Я вспомнил всю историю с Эви Бабакумб и почувствовал, что багрово краснею. И отшатнулся, как мечом обороняясь тростью.

- Ну а как фортепьяно, дитя мое?

- Никак.

- Есть кое-что поинтересней, а?

Я чувствовал, как лоб у меня покрылся испариной...

- Химия, физика. Знаете что? Я сейчас иду в Стилборн. К сожалению, это довольно долго. Может, меня кто-то подбросит. Может, за вами прислать Генри?

Она запрокинула голову и расхохоталась.

- А знаешь, Ктотэм? Он ведь всегда сам возится с моей машиной, бензин накачивает и меняет все эти штуки внутри, ну, как их, не знаю. И сам всегда ее чистит, моет. Наденет спецовку и лезет под нее, как тогда, когда он...
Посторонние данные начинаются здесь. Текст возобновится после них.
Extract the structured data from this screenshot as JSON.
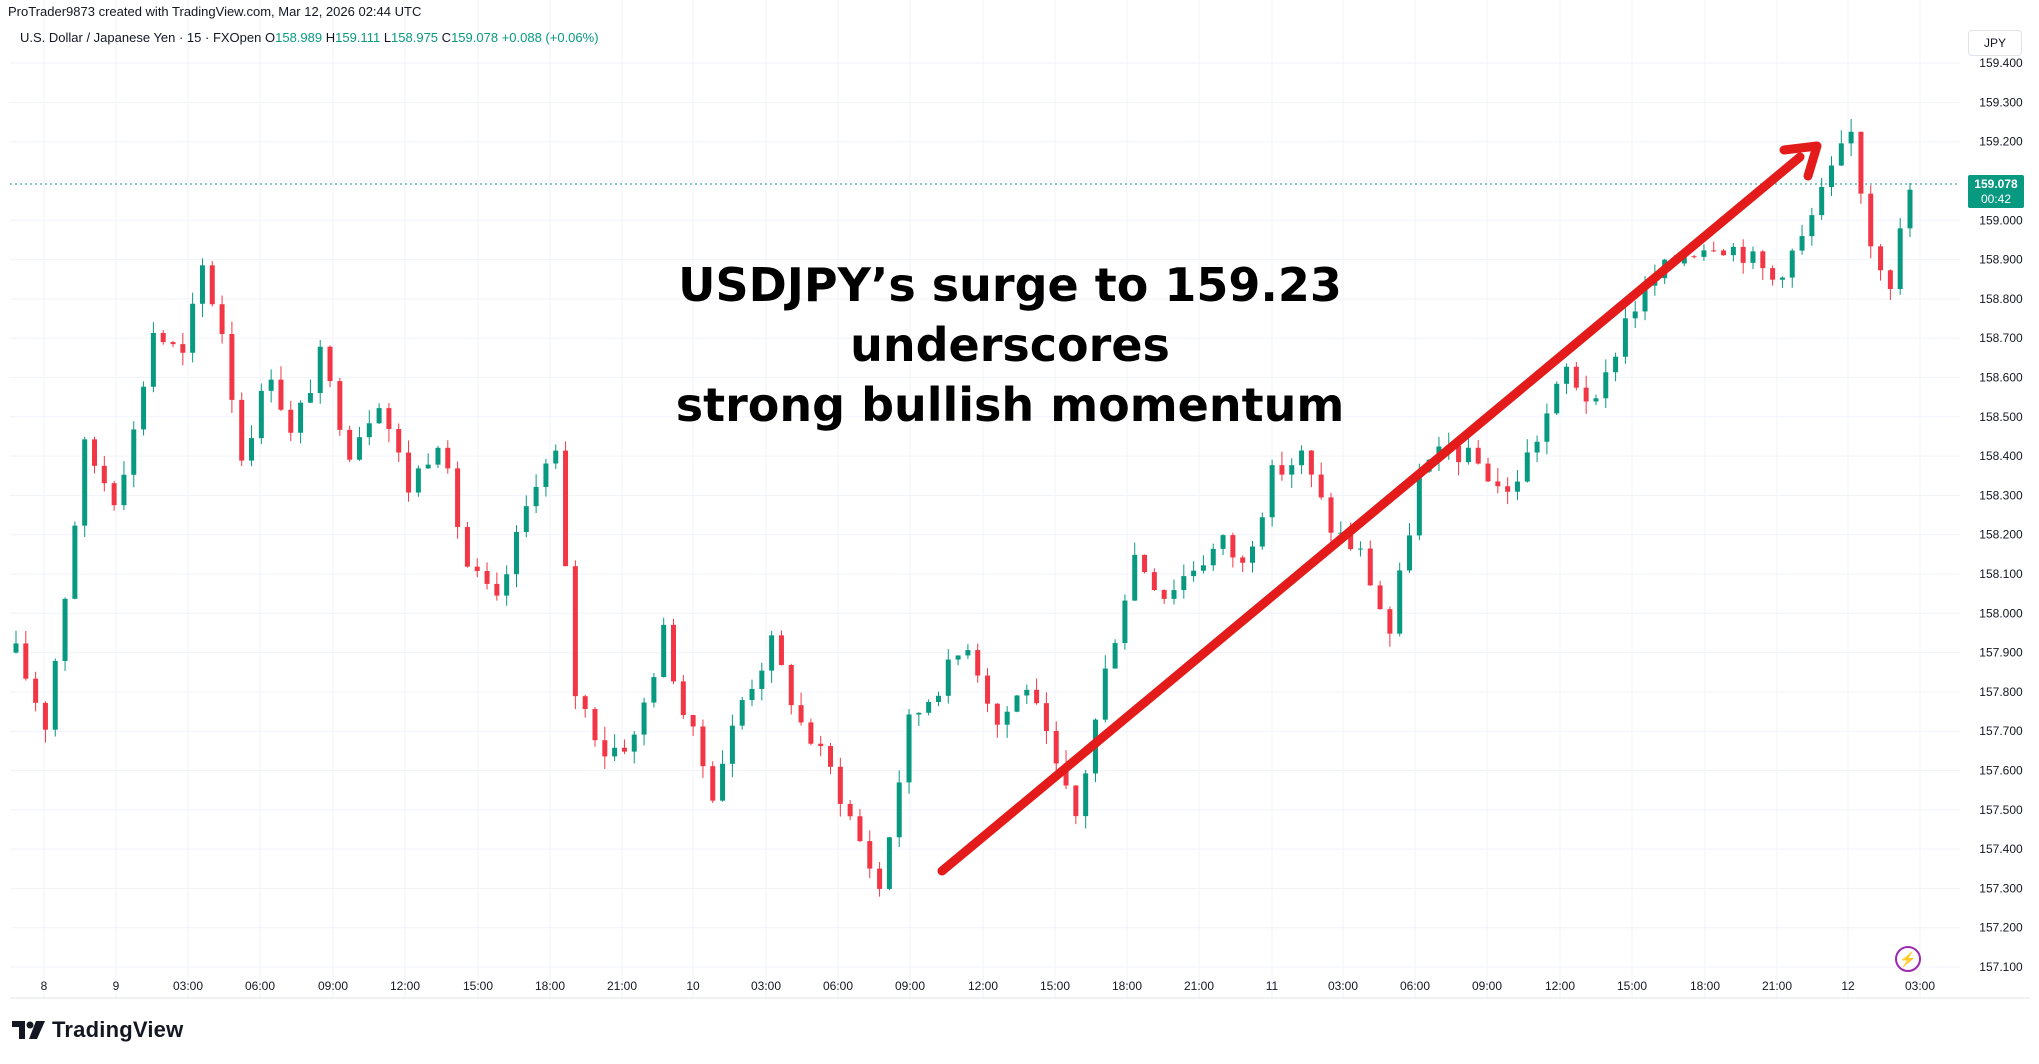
{
  "header": {
    "attribution": "ProTrader9873 created with TradingView.com, Mar 12, 2026 02:44 UTC"
  },
  "legend": {
    "symbol": "U.S. Dollar / Japanese Yen · 15 · FXOpen",
    "open_label": "O",
    "open": "158.989",
    "high_label": "H",
    "high": "159.111",
    "low_label": "L",
    "low": "158.975",
    "close_label": "C",
    "close": "159.078",
    "change": "+0.088 (+0.06%)"
  },
  "currency": "JPY",
  "last_price": {
    "price": "159.078",
    "countdown": "00:42"
  },
  "headline": {
    "line1": "USDJPY’s surge to 159.23 underscores",
    "line2": "strong bullish momentum"
  },
  "watermark": {
    "brand": "TradingView"
  },
  "colors": {
    "up": "#089981",
    "down": "#f23645",
    "arrow": "#e31b1b",
    "grid": "#f0f3fa"
  },
  "chart_data": {
    "type": "candlestick",
    "title": "",
    "y_axis": {
      "ticks": [
        "157.100",
        "157.200",
        "157.300",
        "157.400",
        "157.500",
        "157.600",
        "157.700",
        "157.800",
        "157.900",
        "158.000",
        "158.100",
        "158.200",
        "158.300",
        "158.400",
        "158.500",
        "158.600",
        "158.700",
        "158.800",
        "158.900",
        "159.000",
        "159.100",
        "159.200",
        "159.300",
        "159.400"
      ],
      "ylim": [
        157.07,
        159.45
      ]
    },
    "x_axis": {
      "ticks": [
        "8",
        "9",
        "03:00",
        "06:00",
        "09:00",
        "12:00",
        "15:00",
        "18:00",
        "21:00",
        "10",
        "03:00",
        "06:00",
        "09:00",
        "12:00",
        "15:00",
        "18:00",
        "21:00",
        "11",
        "03:00",
        "06:00",
        "09:00",
        "12:00",
        "15:00",
        "18:00",
        "21:00",
        "12",
        "03:00"
      ]
    },
    "path": [
      [
        0,
        157.9
      ],
      [
        3,
        157.72
      ],
      [
        5,
        158.05
      ],
      [
        7,
        158.42
      ],
      [
        10,
        158.3
      ],
      [
        12,
        158.46
      ],
      [
        14,
        158.72
      ],
      [
        17,
        158.65
      ],
      [
        19,
        158.88
      ],
      [
        21,
        158.72
      ],
      [
        23,
        158.4
      ],
      [
        26,
        158.62
      ],
      [
        28,
        158.45
      ],
      [
        31,
        158.65
      ],
      [
        34,
        158.42
      ],
      [
        37,
        158.55
      ],
      [
        40,
        158.32
      ],
      [
        43,
        158.45
      ],
      [
        46,
        158.12
      ],
      [
        49,
        158.02
      ],
      [
        53,
        158.35
      ],
      [
        55,
        158.4
      ],
      [
        57,
        157.8
      ],
      [
        60,
        157.65
      ],
      [
        63,
        157.68
      ],
      [
        66,
        157.95
      ],
      [
        68,
        157.75
      ],
      [
        71,
        157.55
      ],
      [
        74,
        157.78
      ],
      [
        77,
        157.92
      ],
      [
        80,
        157.72
      ],
      [
        83,
        157.6
      ],
      [
        86,
        157.42
      ],
      [
        88,
        157.3
      ],
      [
        91,
        157.72
      ],
      [
        94,
        157.82
      ],
      [
        97,
        157.93
      ],
      [
        100,
        157.72
      ],
      [
        103,
        157.82
      ],
      [
        106,
        157.6
      ],
      [
        108,
        157.48
      ],
      [
        111,
        157.85
      ],
      [
        114,
        158.15
      ],
      [
        117,
        158.05
      ],
      [
        120,
        158.12
      ],
      [
        123,
        158.18
      ],
      [
        125,
        158.12
      ],
      [
        128,
        158.35
      ],
      [
        131,
        158.4
      ],
      [
        134,
        158.22
      ],
      [
        137,
        158.15
      ],
      [
        140,
        157.95
      ],
      [
        143,
        158.35
      ],
      [
        146,
        158.42
      ],
      [
        149,
        158.38
      ],
      [
        152,
        158.3
      ],
      [
        155,
        158.45
      ],
      [
        158,
        158.62
      ],
      [
        161,
        158.52
      ],
      [
        164,
        158.75
      ],
      [
        167,
        158.85
      ],
      [
        170,
        158.92
      ],
      [
        173,
        158.95
      ],
      [
        176,
        158.92
      ],
      [
        179,
        158.85
      ],
      [
        182,
        158.95
      ],
      [
        185,
        159.12
      ],
      [
        187,
        159.22
      ],
      [
        189,
        158.95
      ],
      [
        191,
        158.85
      ],
      [
        193,
        159.078
      ]
    ]
  }
}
- Так я пришлю его, мисс Долиш. Или мне лучше остаться? Нет? Вы уверены? Вы не боитесь одна тут?..

- Тут, в лесу?

Она снова расхохоталась. Потом, сразу, лицо потемнело, потухли, застыли глаза.

- Мне ничего не грозит. Кому нужна такая старуха? Мне ничего не грозит.

- Я постараюсь поскорей.

Я зашагал по проселку кратчайшим путем к Стилборну. Не доходя до поворота, я оглянулся и помахал, чтоб ее подбодрить, но она не видела меня. Стояла возле машины и смотрела в лес. Добравшись до плавной дуги шоссе, я метров за сто увидел приближающийся драндулет Генри. Я кричал и махал Пружинке, тщась изобразить семафор. Я кричал и махал драндулету. Генри проехал мимо, не заметив меня, в темном двубортном костюме и фетровой шляпе, - проехал мимо, скорбно уставясь вперед сквозь ветровое стекло. Я постоял, пока не увидел, как он притормозил рядом с Пружинкой.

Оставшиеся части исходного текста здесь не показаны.